Depende. Es necesario hacer una aclaración pertinente sobre mi uso de “literalidad” en La fe andina y otros trabajos de la misma época (hace ya más de 10 años). Cuando estaba investigando para este libro, me di cuenta de los problemas de la reducción crítica que plantea “memoria indígena = oral” versus “memoria europea = escrito.” Noté también que la dicotomía pertinente no era oralidad/escritura sino oralidad/no-oralidad. Las sociedades andinas prehispánicas tuvieron formas orales de expresión y registro de memoria, y formas tangibles equivalente a la escritura europea. Esta formas tangibles (no efímeras) incluían los quipus y los diseños de tocapus en textiles. En mi búsqueda de un término adecuado para manifestar el medio tangible de comunicación en los Andes y en Europa, adapté “literalidad” del inglés “literacy.” Martin Lienhard y Walter Mignolo enfrentaron el mismo problema terminológico en sus estudios. Grafía y grafismo se asocian con “letra” y, desafortunadamente, literalidad también. No estoy contenta con este término pero aún no hallo uno más adecuado.

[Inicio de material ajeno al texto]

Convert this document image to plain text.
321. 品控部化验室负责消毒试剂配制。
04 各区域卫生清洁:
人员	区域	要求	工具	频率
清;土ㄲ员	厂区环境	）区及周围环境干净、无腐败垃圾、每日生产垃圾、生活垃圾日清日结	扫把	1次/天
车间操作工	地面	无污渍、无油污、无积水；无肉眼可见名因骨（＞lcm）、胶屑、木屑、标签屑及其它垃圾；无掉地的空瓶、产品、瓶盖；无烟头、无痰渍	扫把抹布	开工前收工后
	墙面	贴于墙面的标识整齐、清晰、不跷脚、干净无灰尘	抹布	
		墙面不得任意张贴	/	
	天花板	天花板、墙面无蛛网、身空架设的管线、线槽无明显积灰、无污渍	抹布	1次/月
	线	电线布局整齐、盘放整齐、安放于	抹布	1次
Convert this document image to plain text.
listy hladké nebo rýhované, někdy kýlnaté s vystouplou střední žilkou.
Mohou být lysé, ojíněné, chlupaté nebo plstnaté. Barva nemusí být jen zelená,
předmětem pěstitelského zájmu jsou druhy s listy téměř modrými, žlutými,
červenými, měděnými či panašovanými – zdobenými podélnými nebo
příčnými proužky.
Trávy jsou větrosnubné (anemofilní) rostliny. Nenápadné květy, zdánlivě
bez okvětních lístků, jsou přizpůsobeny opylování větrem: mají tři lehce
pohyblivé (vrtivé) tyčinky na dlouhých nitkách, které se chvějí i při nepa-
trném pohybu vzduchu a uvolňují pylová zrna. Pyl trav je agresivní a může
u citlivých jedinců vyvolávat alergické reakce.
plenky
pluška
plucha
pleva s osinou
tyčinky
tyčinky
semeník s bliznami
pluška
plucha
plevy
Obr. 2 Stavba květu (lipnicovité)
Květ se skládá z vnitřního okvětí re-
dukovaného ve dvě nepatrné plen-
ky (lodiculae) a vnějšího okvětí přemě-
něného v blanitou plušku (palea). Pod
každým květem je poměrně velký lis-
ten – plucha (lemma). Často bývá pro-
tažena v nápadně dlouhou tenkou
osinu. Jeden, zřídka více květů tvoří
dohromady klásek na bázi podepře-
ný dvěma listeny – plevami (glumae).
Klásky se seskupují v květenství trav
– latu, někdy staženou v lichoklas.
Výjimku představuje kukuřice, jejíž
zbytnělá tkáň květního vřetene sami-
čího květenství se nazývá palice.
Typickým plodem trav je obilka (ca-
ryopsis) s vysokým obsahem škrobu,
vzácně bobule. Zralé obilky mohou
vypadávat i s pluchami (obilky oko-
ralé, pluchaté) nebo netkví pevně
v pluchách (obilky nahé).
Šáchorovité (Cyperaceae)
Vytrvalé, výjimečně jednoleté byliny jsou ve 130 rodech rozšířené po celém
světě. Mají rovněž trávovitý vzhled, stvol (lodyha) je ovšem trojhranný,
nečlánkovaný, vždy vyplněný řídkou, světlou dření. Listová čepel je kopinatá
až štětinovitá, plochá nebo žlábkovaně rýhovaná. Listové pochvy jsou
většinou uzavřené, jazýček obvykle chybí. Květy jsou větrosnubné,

En cuanto al punto específico de esta pregunta, durante siglos se pensó que no había posibilidad de historia y memoria sin escritura. Una vez que se supera esta idea, por lo menos en algunos medios académicos, se hace patente el siguiente problema: aún si tenemos artefactos tangibles con registros de información (quipus, textiles con tocapus) ¿cómo leerlos si no conocemos el código? Cuando llegamos a este momento, uno puede elegir entre dos cosas: darse por vencido y mantener los artefactos como signos mudos de nuestra historia, o seguir intentándolo hasta nuestro último día. Yo, personalmente, elijo la segunda opción aunque no soy una especialista sofisticada como mis estimados colegas Gary Urton, Frank Salomon y Tom Cummins. Como Gary me ha dicho en varias ocasiones: tenemos quipus, tenemos documentos escritos, todavía nos hace falta la piedra Rosetta, el eslabón perdido para decodificarlos. Me refiero aquí a los quipus con contenido histórico, no a los numéricos o aquellos utilizados para contabilidad.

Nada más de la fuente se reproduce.